Merry Christmas! It’s been such an amazing year here at Quirky Cooking. The release of our new cookbook Life-Changing Food has given us so much to be grateful for. We’ve travelled all around Australia and met with thousands of people on the whole food journey. The real food movement is growing rapidly and we couldn’t be happier. Seeing people change their diets to eliminate highly refined ingredients, preservatives and additives is wonderful. At this time in our history, one of the biggest issues we face is that of chronic illness caused by poor food education. The ramifications of this issue are huge, and tightly linked to environmental sustainability and preservation. Voices all across the country are louder than ever, calling for a change in the system. While this is slowly gaining momentum towards a true tipping point, we find that grass-roots change – the everyday decisions that we make at home – is the most powerful place to start. This is why Quirky Cooking exists: to support this growing community to make the transition to real, healthy, nutritious food as simple as possible. We anticipate 2018 to bring on greater positive change as the need for healing increases. We look forward to a future where this simple knowledge we share is mainstream, and we thank you for being part of this change.
And so, in line with our philosophy to make healthy eating easy, we want to help make this Christmas a super easy whole food triumph. The recipe for this slow-cooked lamb shoulder comes from our cookbook, Life-Changing Food. We have also shared some great ideas in our previous post on the various recipes we recommend you make for the holidays. Make sure to check that out, too.
We used to serve a more complicated version of this recipe at my restaurant, Baraka. The incredibly popular dish was made by cooking the lamb in a master stock braise with burnt garlic and onions. At home, I use the recipe below, as it involves very little preparation time. If you don’t own a slow-cooker, I highly recommend getting one. They are cheaper than a good frying pan and very energy efficient. They are also very useful for turning cheaper cuts of meat into brilliantly tender and delicious meals with very little effort. This lamb shoulder recipe is at the heart of many meals at the Kassab household. We turn it into a spiced-rice pilaf on occasions of celebration (see photo below), or eat it with braised cabbage at breakfast for a low-carbohydrate meal. It is also an amazing dish to prepare ahead for a barbecue. I cook it two days before and keep it in the fridge, then on the day, I cook it with the skin side down in a hooded barbeque until the skin crackles. Then I turn it around and take the heat all the way down to warm it all the way through.

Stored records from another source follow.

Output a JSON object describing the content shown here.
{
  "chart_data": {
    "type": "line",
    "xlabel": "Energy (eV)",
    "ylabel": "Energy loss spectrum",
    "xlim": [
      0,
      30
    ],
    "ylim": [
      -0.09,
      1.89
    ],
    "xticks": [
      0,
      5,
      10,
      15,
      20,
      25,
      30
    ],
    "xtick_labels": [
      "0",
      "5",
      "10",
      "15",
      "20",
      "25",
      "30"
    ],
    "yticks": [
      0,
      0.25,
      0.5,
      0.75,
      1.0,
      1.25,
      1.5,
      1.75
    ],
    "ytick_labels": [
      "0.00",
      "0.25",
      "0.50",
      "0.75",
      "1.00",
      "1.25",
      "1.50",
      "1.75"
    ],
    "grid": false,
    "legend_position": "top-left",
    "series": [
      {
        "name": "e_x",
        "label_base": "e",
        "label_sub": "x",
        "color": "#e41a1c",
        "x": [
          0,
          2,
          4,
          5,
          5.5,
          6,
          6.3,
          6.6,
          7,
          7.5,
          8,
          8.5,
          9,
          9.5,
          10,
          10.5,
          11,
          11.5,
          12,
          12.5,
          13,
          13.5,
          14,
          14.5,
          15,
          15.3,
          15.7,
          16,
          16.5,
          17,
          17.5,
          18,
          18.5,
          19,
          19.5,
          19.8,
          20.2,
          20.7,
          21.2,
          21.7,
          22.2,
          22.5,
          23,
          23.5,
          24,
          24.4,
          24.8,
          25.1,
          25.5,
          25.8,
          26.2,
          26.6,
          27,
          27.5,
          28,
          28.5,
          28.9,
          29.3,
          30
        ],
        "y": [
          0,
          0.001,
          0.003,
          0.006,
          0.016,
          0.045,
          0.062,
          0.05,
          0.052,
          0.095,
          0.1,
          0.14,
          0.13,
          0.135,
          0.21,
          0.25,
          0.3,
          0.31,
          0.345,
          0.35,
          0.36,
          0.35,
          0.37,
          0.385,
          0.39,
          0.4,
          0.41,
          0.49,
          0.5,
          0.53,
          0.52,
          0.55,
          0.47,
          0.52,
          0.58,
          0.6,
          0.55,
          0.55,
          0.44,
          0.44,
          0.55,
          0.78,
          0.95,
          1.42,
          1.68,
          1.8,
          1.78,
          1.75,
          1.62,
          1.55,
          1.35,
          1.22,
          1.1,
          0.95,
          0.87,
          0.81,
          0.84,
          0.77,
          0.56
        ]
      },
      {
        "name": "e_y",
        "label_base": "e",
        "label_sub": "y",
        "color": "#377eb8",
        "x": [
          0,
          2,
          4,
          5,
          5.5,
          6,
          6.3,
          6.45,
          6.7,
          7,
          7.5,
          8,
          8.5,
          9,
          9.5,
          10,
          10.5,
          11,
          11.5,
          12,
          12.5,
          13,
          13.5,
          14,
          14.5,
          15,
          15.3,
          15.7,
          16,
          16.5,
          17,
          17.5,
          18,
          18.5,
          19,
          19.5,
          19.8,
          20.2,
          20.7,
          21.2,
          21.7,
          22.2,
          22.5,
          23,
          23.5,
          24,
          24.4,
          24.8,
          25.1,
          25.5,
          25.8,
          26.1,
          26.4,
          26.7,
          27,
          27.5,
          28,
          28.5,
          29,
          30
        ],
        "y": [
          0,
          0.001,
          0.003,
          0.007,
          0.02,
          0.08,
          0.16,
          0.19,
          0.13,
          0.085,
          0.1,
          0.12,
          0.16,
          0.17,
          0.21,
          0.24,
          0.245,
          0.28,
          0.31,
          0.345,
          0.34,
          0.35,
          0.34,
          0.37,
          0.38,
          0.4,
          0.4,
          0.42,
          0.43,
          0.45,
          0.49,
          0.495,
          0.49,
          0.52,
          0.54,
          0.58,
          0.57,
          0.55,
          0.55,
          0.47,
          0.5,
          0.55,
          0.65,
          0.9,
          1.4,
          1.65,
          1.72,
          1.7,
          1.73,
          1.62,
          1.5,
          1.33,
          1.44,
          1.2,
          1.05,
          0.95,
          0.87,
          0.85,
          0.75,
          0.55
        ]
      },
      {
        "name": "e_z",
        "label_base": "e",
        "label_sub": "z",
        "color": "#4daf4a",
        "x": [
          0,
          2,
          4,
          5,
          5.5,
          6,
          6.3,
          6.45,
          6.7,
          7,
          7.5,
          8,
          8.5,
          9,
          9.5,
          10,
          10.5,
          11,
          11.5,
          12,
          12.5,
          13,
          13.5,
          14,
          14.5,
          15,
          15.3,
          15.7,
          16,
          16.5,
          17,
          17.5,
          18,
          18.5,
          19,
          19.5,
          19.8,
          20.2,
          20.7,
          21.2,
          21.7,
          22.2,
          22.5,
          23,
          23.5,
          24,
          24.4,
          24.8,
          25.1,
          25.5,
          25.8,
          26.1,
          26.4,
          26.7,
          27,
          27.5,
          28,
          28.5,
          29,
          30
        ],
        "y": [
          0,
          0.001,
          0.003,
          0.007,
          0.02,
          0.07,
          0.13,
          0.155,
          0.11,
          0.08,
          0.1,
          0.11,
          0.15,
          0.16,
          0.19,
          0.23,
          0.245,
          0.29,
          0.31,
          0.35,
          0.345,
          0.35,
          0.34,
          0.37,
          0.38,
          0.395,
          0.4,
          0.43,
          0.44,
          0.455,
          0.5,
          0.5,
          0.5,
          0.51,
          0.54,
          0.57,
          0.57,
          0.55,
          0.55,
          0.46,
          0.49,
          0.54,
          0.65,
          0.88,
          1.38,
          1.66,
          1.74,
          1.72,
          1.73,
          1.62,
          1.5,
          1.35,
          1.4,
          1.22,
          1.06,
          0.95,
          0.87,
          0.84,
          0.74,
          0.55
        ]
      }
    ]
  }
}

- 2.2-2.5kg lamb shoulder, preferably bone-in
- 1 Tbsp salt, plus extra to taste
- 1 cup water
- 1 cup light red wine, such as Pinot Noir
- 125g butter, cut into cubes
- Place lamb in slow cooker along with water and sprinkle with salt. Cover and cook on low for 10 hours. (Alternatively, if you wish to cook this in an oven, place lamb in roasting tin along with water and salt, cover tin with foil and cook at 110°C for 8-10 hours.)
- Carefully remove lamb from cooking juices, making sure to reserve juices for red wine sauce.The lamb should be very tender. (To keep lamb hot before serving, place in a warm oven - 80°C - covered with foil.)
- Transfer reserved cooking juices into a glass container. The juice will separate, with fat rising to the surface and stock beneath. Carefully skim the fat from the top and transfer it to another bowl.
- Add 3 cups of stock and the red wine to a medium frying pan or saucepan and bring to the boil. Cook for 15-20 minutes until it reduces and becomes a thick, rich sauce.
- Remove saucepan from the heat and add the butter, one cube at a time, incorporating using a whisk until glossy and velvety. Add salt to taste, reheat, and serve with lamb.
- If you prefer, you can omit the red wine sauce and keep the stock and fat for other cooking. Once cooked, sieve the juices into a bowl and leave to cool then refrigerate. The fat will rise to the top and solidify. You will then be able to separate the fat from the stock and use both in your cooking. We freeze excess fat and stock in our home and add directly into dishes that require either.
- We also love turning this lamb shoulder into an opulent pilaf. Cook the rice with Lebanese seven spices, butter, lemon juice and lamb stock. Pull the lamb and toss it through the rice. Serve on a large platter with a sauce made with tahini and lemon juice, then sprinkle with toasted nuts (see photo below).
Slow-cooked lamb shoulder can be used in a variety of ways, from adding it warm to salads to this beautiful spiced rice pilaf!